Rosyjska propaganda w Serbii: Od listopada 2022 roku w tym kraju działa propagandowy kanał RT Balkan, który w krajach Unii Europejskiej jest objęty sankcjami. Serbia gości rosyjskie media, jednocześnie jest kandydatem do Wspólnoty. Międzynarodowa organizacja Reporterzy bez Granic zwróciła się na początku października do UE z prośbą o pociągnięcie Serbii do odpowiedzialności za bycie „gospodarzem” rosyjskiej stacji RT (wcześniej Russia Today), którą nazwano „fabryką kłamstw Władimira Putina”.
Reakcja Unii Europejskiej: – Serbia, jako kraj kandydujący do członkostwa w UE, musi podjąć natychmiastowe działania w walce z manipulacją i ingerencją w treści informacyjne – powiedział AFP cytowany przez „Barron’s” rzecznik Komisji Europejskiej Peter Stano. Dodał, że niestosowanie się Serbii do wspólnej polityki zagranicznej i bezpieczeństwa UE stanowi „poważny problem, który wpływa na negocjacje akcesyjne”.

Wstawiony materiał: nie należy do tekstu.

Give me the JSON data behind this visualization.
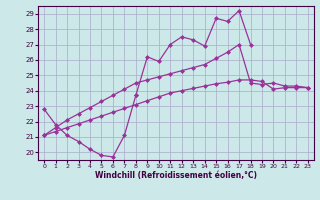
{
  "title": "",
  "xlabel": "Windchill (Refroidissement éolien,°C)",
  "background_color": "#cce8e8",
  "grid_color": "#aaaacc",
  "line_color": "#993399",
  "xlim": [
    -0.5,
    23.5
  ],
  "ylim": [
    19.5,
    29.5
  ],
  "yticks": [
    20,
    21,
    22,
    23,
    24,
    25,
    26,
    27,
    28,
    29
  ],
  "xticks": [
    0,
    1,
    2,
    3,
    4,
    5,
    6,
    7,
    8,
    9,
    10,
    11,
    12,
    13,
    14,
    15,
    16,
    17,
    18,
    19,
    20,
    21,
    22,
    23
  ],
  "line1_x": [
    0,
    1,
    2,
    3,
    4,
    5,
    6,
    7,
    8
  ],
  "line1_y": [
    22.8,
    21.8,
    21.1,
    20.7,
    20.2,
    19.8,
    19.7,
    21.1,
    23.7
  ],
  "line2_x": [
    8,
    9,
    10,
    11,
    12,
    13,
    14,
    15,
    16,
    17,
    18
  ],
  "line2_y": [
    23.7,
    26.2,
    25.9,
    27.0,
    27.5,
    27.3,
    26.9,
    28.7,
    28.5,
    29.2,
    27.0
  ],
  "line3_x": [
    0,
    1,
    2,
    3,
    4,
    5,
    6,
    7,
    8,
    9,
    10,
    11,
    12,
    13,
    14,
    15,
    16,
    17,
    18,
    19,
    20,
    21,
    22,
    23
  ],
  "line3_y": [
    21.1,
    21.6,
    22.1,
    22.5,
    22.9,
    23.3,
    23.7,
    24.1,
    24.5,
    24.7,
    24.9,
    25.1,
    25.3,
    25.5,
    25.7,
    26.1,
    26.5,
    27.0,
    24.5,
    24.4,
    24.5,
    24.3,
    24.3,
    24.2
  ],
  "line4_x": [
    0,
    1,
    2,
    3,
    4,
    5,
    6,
    7,
    8,
    9,
    10,
    11,
    12,
    13,
    14,
    15,
    16,
    17,
    18,
    19,
    20,
    21,
    22,
    23
  ],
  "line4_y": [
    21.1,
    21.35,
    21.6,
    21.85,
    22.1,
    22.35,
    22.6,
    22.85,
    23.1,
    23.35,
    23.6,
    23.85,
    24.0,
    24.15,
    24.3,
    24.45,
    24.55,
    24.7,
    24.7,
    24.6,
    24.1,
    24.2,
    24.2,
    24.2
  ]
}
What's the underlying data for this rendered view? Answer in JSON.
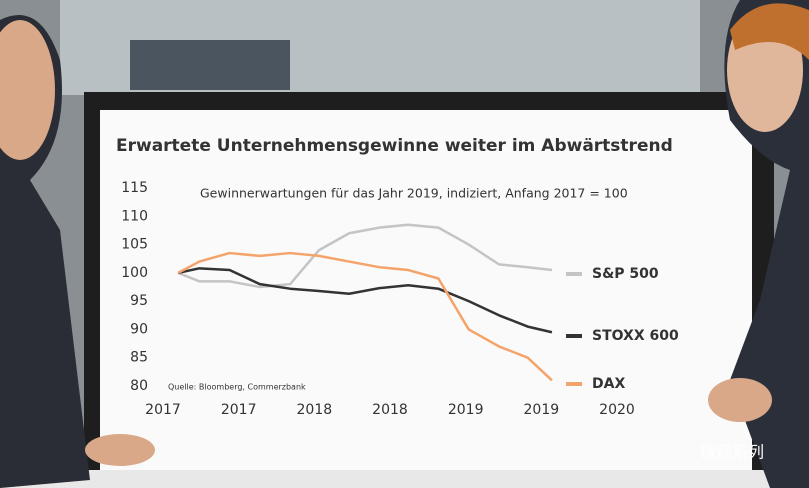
{
  "chart_data": {
    "type": "line",
    "title": "Erwartete Unternehmensgewinne weiter im Abwärtstrend",
    "subtitle": "Gewinnerwartungen für das Jahr 2019, indiziert, Anfang 2017 = 100",
    "source": "Quelle: Bloomberg, Commerzbank",
    "watermark": "微观系列",
    "x": [
      2017.1,
      2017.24,
      2017.44,
      2017.64,
      2017.84,
      2018.03,
      2018.23,
      2018.43,
      2018.62,
      2018.82,
      2019.02,
      2019.22,
      2019.41,
      2019.57
    ],
    "series": [
      {
        "name": "S&P 500",
        "color": "#c4c4c4",
        "values": [
          100,
          98.5,
          98.5,
          97.5,
          98,
          104,
          107,
          108,
          108.5,
          108,
          105,
          101.5,
          101,
          100.5
        ]
      },
      {
        "name": "STOXX 600",
        "color": "#333333",
        "values": [
          100,
          100.8,
          100.5,
          98,
          97.2,
          96.8,
          96.3,
          97.3,
          97.8,
          97.2,
          95,
          92.5,
          90.5,
          89.5
        ]
      },
      {
        "name": "DAX",
        "color": "#f4a46b",
        "values": [
          100,
          102,
          103.5,
          103,
          103.5,
          103,
          102,
          101,
          100.5,
          99,
          90,
          87,
          85,
          81
        ]
      }
    ],
    "xlim": [
      2017,
      2020
    ],
    "xticks": [
      {
        "value": 2017,
        "label": "2017"
      },
      {
        "value": 2017.5,
        "label": "2017"
      },
      {
        "value": 2018,
        "label": "2018"
      },
      {
        "value": 2018.5,
        "label": "2018"
      },
      {
        "value": 2019,
        "label": "2019"
      },
      {
        "value": 2019.5,
        "label": "2019"
      },
      {
        "value": 2020,
        "label": "2020"
      }
    ],
    "ylim": [
      80,
      115
    ],
    "yticks": [
      80,
      85,
      90,
      95,
      100,
      105,
      110,
      115
    ],
    "grid": false
  }
}
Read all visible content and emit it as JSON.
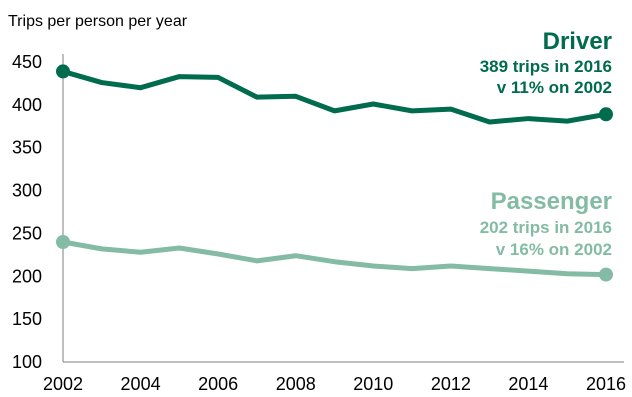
{
  "chart_data": {
    "type": "line",
    "ylabel": "Trips per person per year",
    "xlabel": "",
    "ylim": [
      100,
      450
    ],
    "yticks": [
      100,
      150,
      200,
      250,
      300,
      350,
      400,
      450
    ],
    "xlim": [
      2002,
      2016
    ],
    "xticks": [
      2002,
      2004,
      2006,
      2008,
      2010,
      2012,
      2014,
      2016
    ],
    "grid": false,
    "x": [
      2002,
      2003,
      2004,
      2005,
      2006,
      2007,
      2008,
      2009,
      2010,
      2011,
      2012,
      2013,
      2014,
      2015,
      2016
    ],
    "series": [
      {
        "name": "Driver",
        "color": "#006b4d",
        "values": [
          439,
          426,
          420,
          433,
          432,
          409,
          410,
          393,
          401,
          393,
          395,
          380,
          384,
          381,
          389
        ],
        "annotation": [
          "389 trips in 2016",
          "v 11% on 2002"
        ]
      },
      {
        "name": "Passenger",
        "color": "#84bba5",
        "values": [
          240,
          232,
          228,
          233,
          226,
          218,
          224,
          217,
          212,
          209,
          212,
          209,
          206,
          203,
          202
        ],
        "annotation": [
          "202 trips in 2016",
          "v 16% on 2002"
        ]
      }
    ]
  }
}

Jest odpowiedź z Serbii: Prezydent kraju Aleksandar Vučić odniósł się do sprawy RT Balkan i powiedział, że „przez całe życie uczono nas, że musi być druga strona, że wszystkiego trzeba wysłuchać”. Stwierdził, że dzisiaj, jeśli „słucha się obu stron, jest się wrogiem obu stron”.